La fièvre peut majorer l’anomalie ECG et favoriser la survenue de trouble du rythme dans ce syndrome. Il est donc important de consulter son médecin et d’utiliser les médicaments antipyrétiques en cas d’épisode infectieux.

Les patients porteurs d’un défibrillateur automatique implantable doivent être suivis en consultation spécialisée tous les 6 mois et doivent consulter très rapidement s’ils ont reçu un choc électrique par leur appareil.

La grossesse chez la patiente est-elle possible ?

Le syndrome de Brugada ne contre-indique pas la grossesse. Cependant, de nombreux traitements anti-arythmiques sont contre-indiqués et doivent être arrêtés en accord avec le cardiologue traitant avant le début de la grossesse. Les patients porteurs d’un défibrillateur doivent être suivis de façon plus rapprochée en cas de grossesse, par les médecins du centre où a été implanté le défibrillateur.

Quel bilan familial faut-il faire ?

Compte tenu de la transmission de la maladie sur le mode autosomique dominant, un sujet malade (ou porteur de la mutation) transmettra la maladie à ses descendants avec une probabilité de 50% pour chaque enfant. Par ailleurs, et en tout cas dans le cadre des formes familiales, la maladie a habituellement été transmise par l’un des deux parents du patient, et peut avoir été transmise à la fratrie de celui-ci. Il est donc impératif de rechercher le syndrome de Brugada chez tous les apparentés au premier degré (parents, frères et sœurs, enfants) de tout sujet atteint du syndrome. Le bilan familial doit comporter au minimum un enregistrement ECG, et il peut être complété par un test pharmacologique. Cette enquête familiale sera étendue de « proche en proche » aux apparentés au premier degré si d’autres patients sont identifiés.

En ce qui concerne les jeunes enfants, l’ECG est d’interprétation plus difficile pour le diagnostic de syndrome de Brugada.

Chez l’enfant, l’âge du premier bilan ne fait pas l’objet de consensus. Un ECG peut être réalisé dès le plus jeune âge pour certains, ou pour d’autres seulement à partir de la puberté (en l’absence de symptômes). Comme les signes cardiaques de la maladie sont parfois retardés ou fluctuants, le bilan ECG doit être répété régulièrement, y compris chez l’adulte. Chez les enfants ayant un syndrome de Brugada, la fièvre favorise souvent les pertes de connaissance. Il faut donc faire baisser la température très rapidement.

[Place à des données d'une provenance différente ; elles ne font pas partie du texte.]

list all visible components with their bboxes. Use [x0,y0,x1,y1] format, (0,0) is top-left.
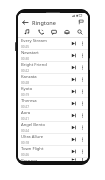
button[interactable]: More options [79,64,86,71]
button[interactable]: Bright Friend [18,62,88,73]
button[interactable]: Play Every Stream [70,40,77,47]
button[interactable]: Play Aora [70,112,77,119]
button[interactable]: More options [79,40,86,47]
staticText: 00:19 [21,93,30,97]
button[interactable]: Every Stream [18,38,88,49]
staticText: Bernava [21,158,38,161]
button[interactable]: Newstart [18,50,88,61]
button[interactable]: Play Angel Bento [70,124,77,131]
button[interactable]: Ultra Allure [18,134,88,145]
button[interactable]: Town Flight [18,146,88,157]
button[interactable]: Ringtones [34,27,47,37]
button[interactable]: Aora [18,110,88,121]
staticText: 00:30 [21,57,30,61]
button[interactable]: Filter [77,18,85,26]
staticText: 00:22 [21,69,30,73]
button[interactable]: Kyoto [18,86,88,97]
button[interactable]: Back [21,18,29,26]
staticText: 00:28 [21,81,30,85]
button[interactable]: Theresa [18,98,88,109]
staticText: Every Stream [21,38,47,44]
button[interactable]: More options [79,124,86,131]
button[interactable]: Angel Bento [18,122,88,133]
staticText: Aora [21,110,31,116]
staticText: Bright Friend [21,62,47,68]
button[interactable]: Alarms [60,27,73,37]
staticText: Kyoto [21,86,33,92]
staticText: 00:18 [21,141,30,145]
button[interactable]: Kanzata [18,74,88,85]
button[interactable]: More options [79,100,86,107]
button[interactable]: Play Theresa [70,100,77,107]
staticText: Town Flight [21,146,44,152]
button[interactable]: Bernava [18,158,88,161]
button[interactable]: Play Newstart [70,52,77,59]
button[interactable]: Messages [47,27,60,37]
staticText: Ringtone [32,19,56,26]
staticText: 00:24 [21,129,30,133]
button[interactable]: More options [79,148,86,155]
staticText: 00:26 [21,153,30,157]
button[interactable]: More options [79,112,86,119]
button[interactable]: More options [79,76,86,83]
button[interactable]: Play Bright Friend [70,64,77,71]
staticText: Ultra Allure [21,134,44,140]
staticText: 00:25 [21,45,30,49]
button[interactable]: Play Kyoto [70,88,77,95]
button[interactable]: More options [79,52,86,59]
staticText: 00:27 [21,105,30,109]
button[interactable]: Play Town Flight [70,148,77,155]
button[interactable]: More options [79,88,86,95]
button[interactable]: Play Kanzata [70,76,77,83]
button[interactable]: Music [20,27,34,37]
button[interactable]: Play Bernava [70,158,77,161]
button[interactable]: Search [73,27,86,37]
staticText: Angel Bento [21,122,46,128]
staticText: 00:21 [21,117,30,121]
staticText: Theresa [21,98,37,104]
staticText: Kanzata [21,74,37,80]
button[interactable]: Play Ultra Allure [70,136,77,143]
button[interactable]: More options [79,158,86,161]
staticText: Newstart [21,50,39,56]
button[interactable]: More options [79,136,86,143]
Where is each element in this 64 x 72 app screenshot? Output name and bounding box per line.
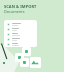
staticText: SCAN & IMPORT	[4, 4, 37, 9]
button[interactable]	[4, 22, 37, 27]
button[interactable]	[4, 32, 37, 37]
button[interactable]	[4, 42, 37, 47]
button[interactable]	[4, 37, 37, 42]
button[interactable]	[4, 27, 37, 32]
staticText: Documents	[4, 9, 25, 14]
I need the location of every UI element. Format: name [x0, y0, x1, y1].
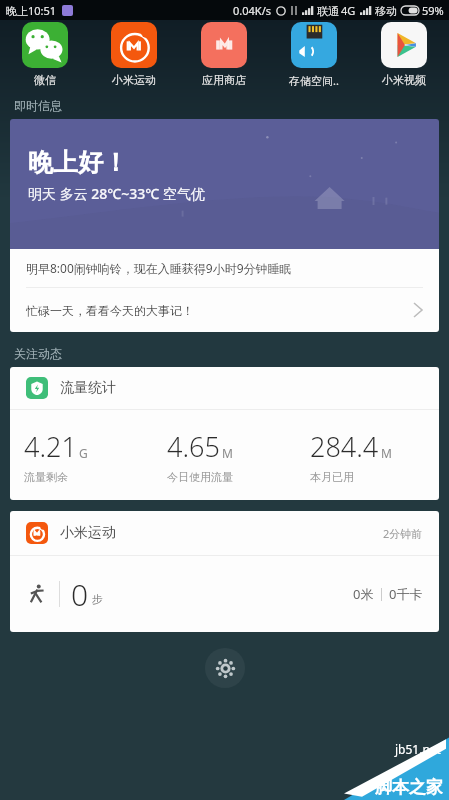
staticText: 0 [71, 574, 89, 615]
staticText: 明早8:00闹钟响铃，现在入睡获得9小时9分钟睡眠 [26, 260, 292, 276]
staticText: 流量剩余 [24, 470, 68, 484]
staticText: 4.65 [167, 428, 220, 465]
staticText: 4G [341, 3, 356, 18]
staticText: 小米视频 [382, 73, 426, 87]
staticText: 忙碌一天，看看今天的大事记！ [26, 303, 194, 318]
staticText: 关注动态 [14, 346, 62, 361]
button[interactable]: 小米视频 [359, 22, 449, 87]
button[interactable]: 设置 [205, 648, 245, 688]
button[interactable]: 小米运动 [89, 22, 179, 87]
staticText: 晚上10:51 [6, 3, 57, 18]
staticText: G [79, 445, 88, 461]
staticText: 284.4 [310, 428, 379, 465]
staticText: M [381, 445, 392, 461]
button[interactable]: 存储空间.. [269, 22, 359, 88]
button[interactable]: 小米运动 [10, 511, 439, 632]
staticText: 晚上好！ [28, 147, 128, 178]
staticText: 移动 [375, 4, 397, 18]
staticText: 流量统计 [60, 379, 116, 397]
button[interactable]: 晚上好！ [10, 119, 439, 332]
staticText: 本月已用 [310, 470, 354, 484]
staticText: 即时信息 [14, 98, 62, 113]
staticText: 存储空间.. [289, 73, 339, 88]
staticText: 今日使用流量 [167, 470, 233, 484]
staticText: 4.21 [24, 428, 77, 465]
staticText: 应用商店 [202, 73, 246, 87]
staticText: 小米运动 [112, 73, 156, 87]
staticText: 0.04K/s [233, 3, 271, 18]
staticText: 0米 [353, 585, 374, 603]
staticText: M [222, 445, 233, 461]
button[interactable]: 流量统计 [10, 367, 439, 500]
staticText: 小米运动 [60, 524, 116, 542]
staticText: 2分钟前 [383, 526, 423, 541]
button[interactable]: 微信 [0, 22, 89, 87]
staticText: 0千卡 [389, 585, 423, 603]
staticText: 明天 多云 28℃~33℃ 空气优 [28, 184, 205, 203]
staticText: jb51.net [395, 741, 441, 757]
button[interactable]: 明早8:00闹钟响铃，现在入睡获得9小时9分钟睡眠 [10, 249, 439, 287]
button[interactable]: 应用商店 [179, 22, 269, 87]
button[interactable]: 忙碌一天，看看今天的大事记！ [10, 288, 439, 332]
staticText: 脚本之家 [375, 777, 443, 798]
staticText: 联通 [317, 4, 339, 18]
staticText: 步 [92, 592, 103, 606]
staticText: 59% [422, 3, 444, 18]
staticText: 微信 [34, 73, 56, 87]
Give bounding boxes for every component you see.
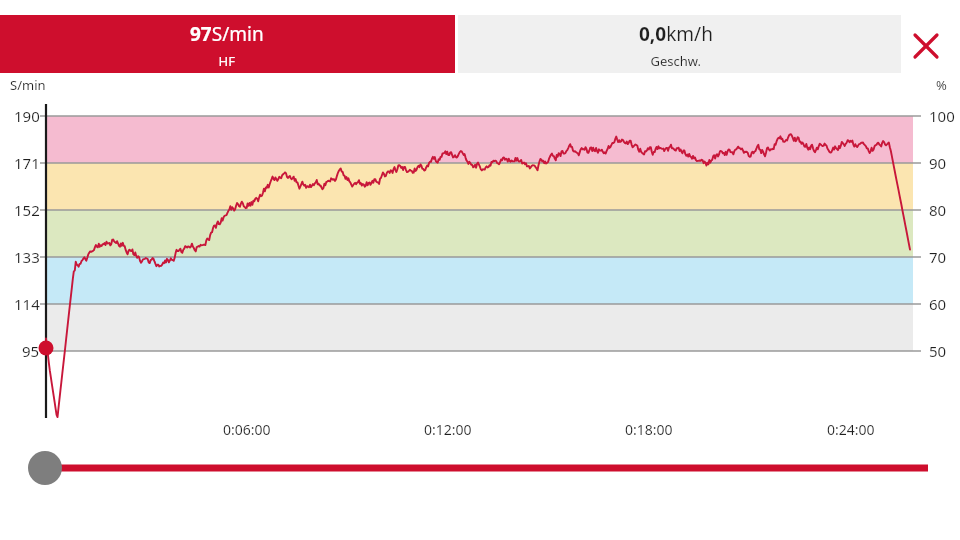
button[interactable]: Scrub position	[24, 447, 66, 489]
button[interactable]: Heart rate 97 S/min	[0, 15, 455, 73]
button[interactable]: Close	[900, 20, 952, 72]
button[interactable]: Speed 0,0 km/h	[458, 15, 901, 73]
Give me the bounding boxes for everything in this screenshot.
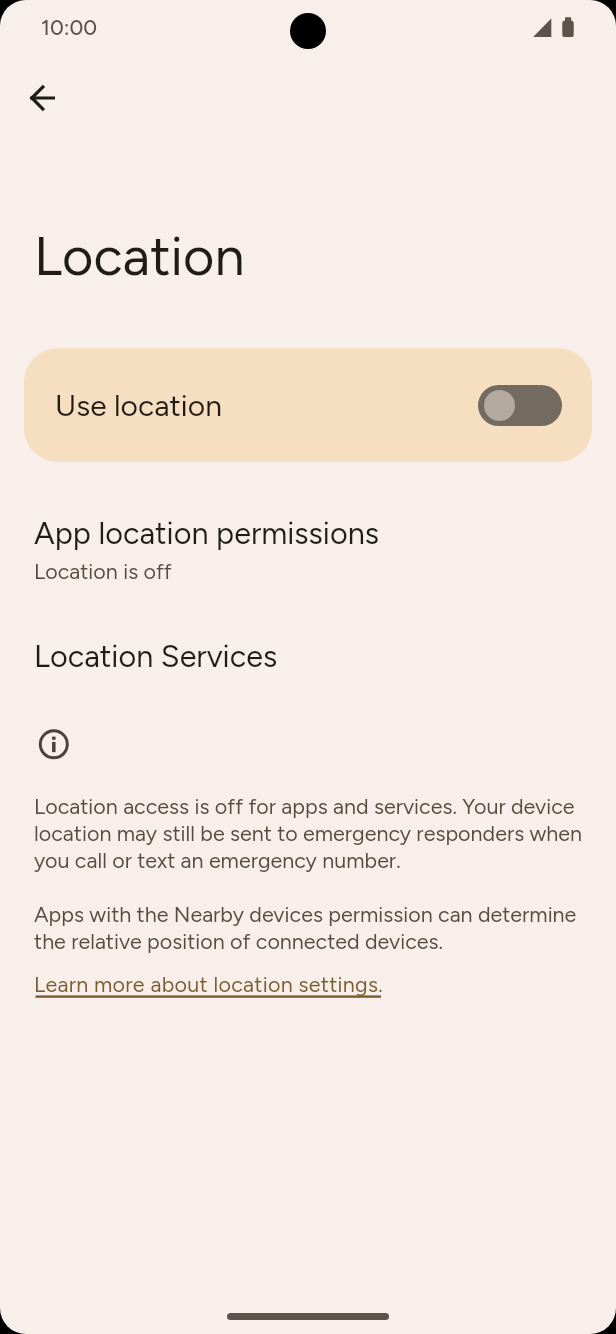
staticText: Apps with the Nearby devices permission …: [34, 902, 594, 955]
staticText: Location access is off for apps and serv…: [34, 794, 594, 874]
staticText: 10:00: [41, 15, 98, 41]
button[interactable]: Back: [14, 70, 70, 126]
staticText: Location: [34, 224, 245, 289]
staticText: Location is off: [34, 559, 172, 585]
staticText: Location Services: [34, 638, 278, 675]
button[interactable]: Use location: [24, 348, 592, 462]
staticText: Use location: [55, 387, 222, 423]
staticText: Learn more about location settings.: [34, 972, 383, 998]
button[interactable]: Learn more about location settings.: [34, 972, 383, 998]
staticText: App location permissions: [34, 515, 380, 552]
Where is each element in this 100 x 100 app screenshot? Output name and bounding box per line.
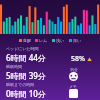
button[interactable]: 気分 — [69, 67, 78, 81]
staticText: 睡眠時間 — [6, 64, 22, 69]
staticText: 睡眠までの時間 — [6, 82, 35, 87]
other: Mood — [69, 72, 78, 81]
staticText: 気分 — [70, 67, 78, 72]
staticText: 0時間 10分 — [6, 88, 46, 99]
button[interactable]: メモ — [69, 84, 78, 98]
button[interactable]: レム — [35, 38, 48, 43]
button[interactable]: ベッドにいた時間 — [6, 46, 100, 63]
staticText: ベッドにいた時間 — [6, 46, 39, 51]
staticText: 58% — [71, 54, 85, 64]
staticText: メモ — [69, 84, 78, 89]
staticText: 5時間 39分 — [6, 70, 46, 81]
staticText: 6時間 44分 — [6, 52, 46, 63]
button[interactable]: 浅い — [52, 38, 65, 43]
other: Memo — [69, 89, 78, 98]
button[interactable]: 睡眠までの時間 — [6, 82, 100, 99]
button[interactable]: 覚醒 — [19, 38, 31, 43]
staticText: レム — [39, 38, 48, 43]
staticText: 浅い — [56, 38, 65, 43]
button[interactable]: 睡眠時間 — [6, 64, 100, 81]
button[interactable]: 58% — [71, 54, 92, 64]
staticText: 覚醒 — [23, 38, 31, 43]
staticText: 深い — [73, 38, 82, 43]
button[interactable]: 深い — [69, 38, 82, 43]
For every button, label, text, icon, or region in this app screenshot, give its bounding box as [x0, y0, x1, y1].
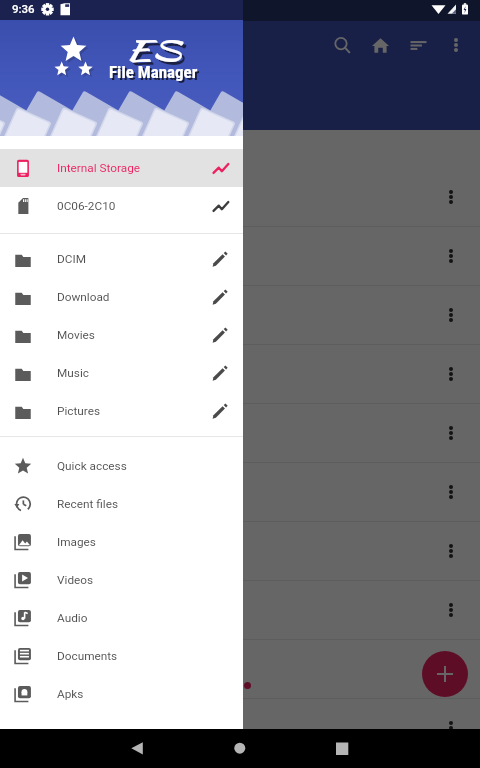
button[interactable]: More options: [432, 414, 470, 452]
staticText: Movies: [57, 328, 95, 342]
staticText: Internal Storage: [57, 161, 141, 175]
staticText: Documents: [57, 649, 118, 663]
button[interactable]: Images: [0, 523, 243, 561]
button[interactable]: More options: [0, 522, 480, 580]
button[interactable]: More options: [0, 699, 480, 757]
staticText: Music: [57, 366, 89, 380]
button[interactable]: Videos: [0, 561, 243, 599]
button[interactable]: More options: [432, 178, 470, 216]
button[interactable]: Search: [323, 26, 361, 64]
button[interactable]: More options: [432, 296, 470, 334]
button[interactable]: Home: [361, 26, 399, 64]
button[interactable]: Apks: [0, 675, 243, 713]
staticText: File Manager: [111, 64, 200, 84]
staticText: File Manager: [109, 62, 198, 82]
button[interactable]: Edit: [205, 244, 235, 274]
button[interactable]: Sort: [399, 26, 437, 64]
button[interactable]: More options: [432, 532, 470, 570]
button[interactable]: More options: [432, 355, 470, 393]
button[interactable]: More options: [0, 227, 480, 285]
button[interactable]: More options: [432, 650, 470, 688]
staticText: Recent files: [57, 497, 119, 511]
button[interactable]: More options: [432, 473, 470, 511]
staticText: 9:36: [12, 2, 35, 15]
staticText: Quick access: [57, 459, 127, 473]
button[interactable]: More options: [432, 709, 470, 747]
button[interactable]: More options: [432, 237, 470, 275]
button[interactable]: Movies: [0, 316, 243, 354]
button[interactable]: Edit: [205, 396, 235, 426]
button[interactable]: Quick access: [0, 447, 243, 485]
staticText: ES: [125, 30, 182, 70]
button[interactable]: More options: [0, 581, 480, 639]
staticText: Videos: [57, 573, 94, 587]
staticText: Pictures: [57, 404, 101, 418]
button[interactable]: Music: [0, 354, 243, 392]
staticText: Apks: [57, 687, 84, 701]
staticText: Audio: [57, 611, 88, 625]
button[interactable]: Edit: [205, 282, 235, 312]
staticText: 0C06-2C10: [57, 199, 116, 213]
staticText: DCIM: [57, 252, 86, 266]
staticText: ES: [128, 33, 185, 74]
button[interactable]: More options: [0, 404, 480, 462]
button[interactable]: Internal Storage: [0, 149, 243, 187]
button[interactable]: Audio: [0, 599, 243, 637]
button[interactable]: More options: [0, 640, 480, 698]
staticText: Download: [57, 290, 110, 304]
staticText: Images: [57, 535, 96, 549]
button[interactable]: Recent files: [0, 485, 243, 523]
button[interactable]: 0C06-2C10: [0, 187, 243, 225]
button[interactable]: Edit: [205, 320, 235, 350]
button[interactable]: DCIM: [0, 240, 243, 278]
button[interactable]: Add: [422, 651, 468, 697]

Intérêt du test génétique ?

Le test génétique consiste à faire une prise de sang, extraire l’ADN, et rechercher l’anomalie génétique (mutation) responsable de la maladie dans la famille. Actuellement, il est possible de mettre en évidence une mutation chez seulement 10 à 25% des patients atteints du syndrome de Brugada. Cette faible proportion ne signifie pas que les autres patients n’ont pas de mutation, simplement toutes les mutations et tous les gènes responsables du syndrome ne sont pas encore connus. En revanche, quand une mutation est identifiée chez un patient, il est alors facile de la rechercher chez les membres de la même famille pour déterminer qui sont les porteurs et non porteurs de la mutation. Dans cette situation, le test génétique constitue un apport diagnostique précieux pour guider la surveillance cardiologique. Par contre chez un patient malade, le test génétique ne change pas à l’heure actuelle la prise en charge clinique. Dans l’avenir, la recherche en génétique devrait permettre de découvrir de nouveaux gènes impliqués dans la maladie.